Quando a Itália recebeu o Mundial de 1990, a FIFA arrecadou cerca de 450 milhões USD. Trinta e seis anos depois, a edição de 2026, organizada pelos Estados Unidos, Canadá e México, deverá gerar perto de 10,9 mil milhões USD. Em pouco mais de três décadas, as receitas do principal evento do futebol mundial multiplicaram-se por mais de 24 vezes, transformando uma competição desportiva numa das mais rentáveis plataformas comerciais do planeta.
A evolução não resulta apenas do crescimento natural da modalidade mais popular do mundo. O que aconteceu foi uma profunda transformação do modelo de negócio da FIFA. Nos anos 80 e 90, a principal fonte de receita eram os contratos de transmissão televisiva e a venda de bilhetes. Hoje, o Mun dial é uma operação global de entretenimento, marketing e media que movimenta verbas comparáveis às maiores empresas multinacionais.
O primeiro grande salto ocorreu em 1994, quando os Estados Unidos organizaram um Mundial que muitos consideravam um risco desportivo, mas que se revelou um enorme sucesso comercial. As receitas quase duplicaram relativamente à edição anterior, impulsionadas pelo tamanho do mercado norte-americano e pela crescente valorização dos direitos televisivos.
A partir de 2002, com o Mundial realizado conjuntamente pela Coreia do Sul e Japão, a FIFA começou a explorar de forma mais agressiva os mercados asiáticos e as grandes marcas globais. Mas foi em 2006, na Alemanha, que o torneio entrou definitivamente numa nova dimensão financeira. As receitas aproximaram-se dos 3 mil milhões USD, mais 81% do que quatro anos antes.

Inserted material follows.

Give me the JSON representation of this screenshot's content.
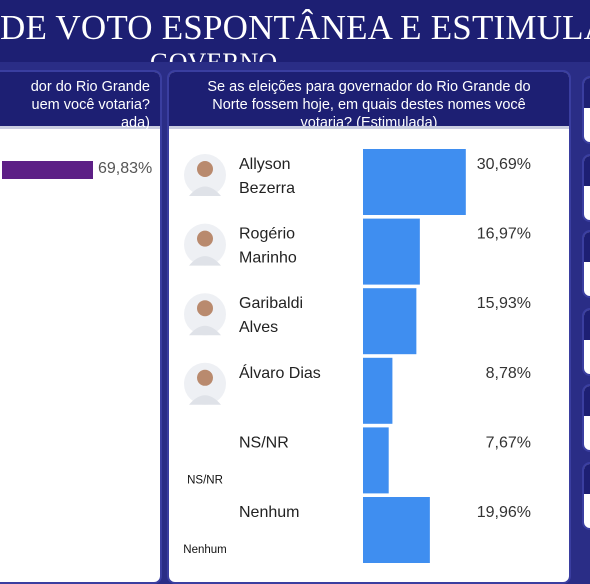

Desde então, cada edição serviu para aumentar a escala do negócio. A África do Sul, em 2010, consolidou a expansão para novos mercados. O Brasil, em 2014, beneficiou do crescimento das plataformas digitais e das redes sociais. A Rússia, em 2018, reforçou as receitas comerciais, enquanto o Qatar, em 2022, elevou--as para cerca de 7 mil milhões USD, apesar da controvérsia em torno da organização do evento.
O Mundial de 2026 deverá marcar uma nova ruptura. Pela primeira vez, a competição terá 48 selecções e 104 jogos, contra os tradicionais 32 participantes e 64 partidas. Mais jogos significam mais bilhetes vendidos, mais publicidade, mais direitos televisivos e mais oportunidades de patrocínio. Não é por acaso, a FIFA prevê receitas recorde de quase 11 mil milhões USD.
O mais interessante é que a FIFA conseguiu aumentar as receitas muito mais depressa do que o próprio crescimento da audiência global. Ou seja, não foi apenas mais gente a ver futebol, foi sobretudo a capacidade de vender cada espectador, cada patrocinador e cada minuto de transmissão por valores cada vez mais elevados.
O resultado é que o Campeonato do Mundo deixou de ser apenas uma competição desportiva. Tornou-se um activo económico global, capaz de gerar, em apenas um mês, receitas equivalentes ao PIB anual de vários países africanos. E se a expansão para 48 selecções provar ser comercialmente bem-sucedida, dificilmente a FIFA resistirá à tentação de continuar a aumentar a dimensão do torneio.
No futebol moderno, os golos continuam a decidir campeões. Mas são os contratos de televisão, os patrocinadores e os mercados globais que explicam porque razão cada Mundial vale hoje milhares de milhões de dólares.